Cognitive Applications in Action: Use cases
While cognitive computing has been around for quite some time, it is only recently, with the advancements in technology giving it a boost, that it has come to the mainstream. Several practical use cases have already emerged.
Many businesses now use cognitive computing applications to connect with their customers and other stakeholders at a more personal level and offer highly relevant recommendations. Such apps modify the recommendations automatically as they understand more about the stakeholder, and as the situation unfolds. Furthermore, such apps pick up subtleties that traditional analytics would miss.

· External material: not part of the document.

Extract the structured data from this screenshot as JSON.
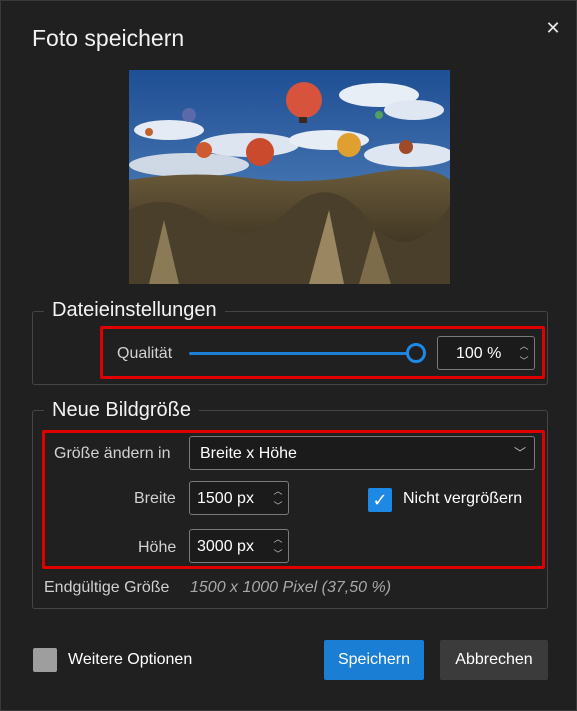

IBM Watson, one of the earliest manifestations of a cognitive computing platform, already finds widespread use in healthcare. The cognitive computing platform collates the entire gamut of knowledge around a medical condition, such as patient history, journal articles, best practices, diagnostic tools, and more. It then analyzes the information, and offer a recommendation in sync with the changing condition of the patient. It is virtually impossible for any human to possess such vast range of information, leave alone analyze it. Doctors may leverage such insights to adopt evidence-based treatment options considering all factors, including the individual patient’s presentation and history. This is a big upgrade from the present scenario where the doctor makes educated guesswork, based on grossly incomplete information, with the decision based on the doctor’s limited range of knowledge. The insights available through cognitive computing enable even fresher doctors to perform as effectively as experienced specialists.
Cognitive computing applications are also making its mark in a big way to improve consumer behavior analysis, facilitate personal shopping bots, in education, diagnostics, and other areas. A good real-life example is Hilton Hotel’s Connie, the first concierge robot, which helps visitors with regards to hotel information, local attractions, and more, with questions posed in natural language rather than computing language.
Cognitive computing delivers positive ROI. Enterprises have already succeeded in applying it to convert even traditional cost centers such as customer care to profit centers. For instance, a packaged goods company applying cognitive computing to resolve customer problems automatically, pre-empting the usual practice of customers raising a ticket, could achieve a 30% reduction in tickets. Considering the cost of each ticket was $24 to $160, the savings are substantial.
Enterprises adopting cognitive computing, however, need to develop purpose-built applications to address specific use cases relevant to their stakeholders. Success depends on not just technical competence, but the extent to which the cognitive computing technology is interwoven with the business or customer needs.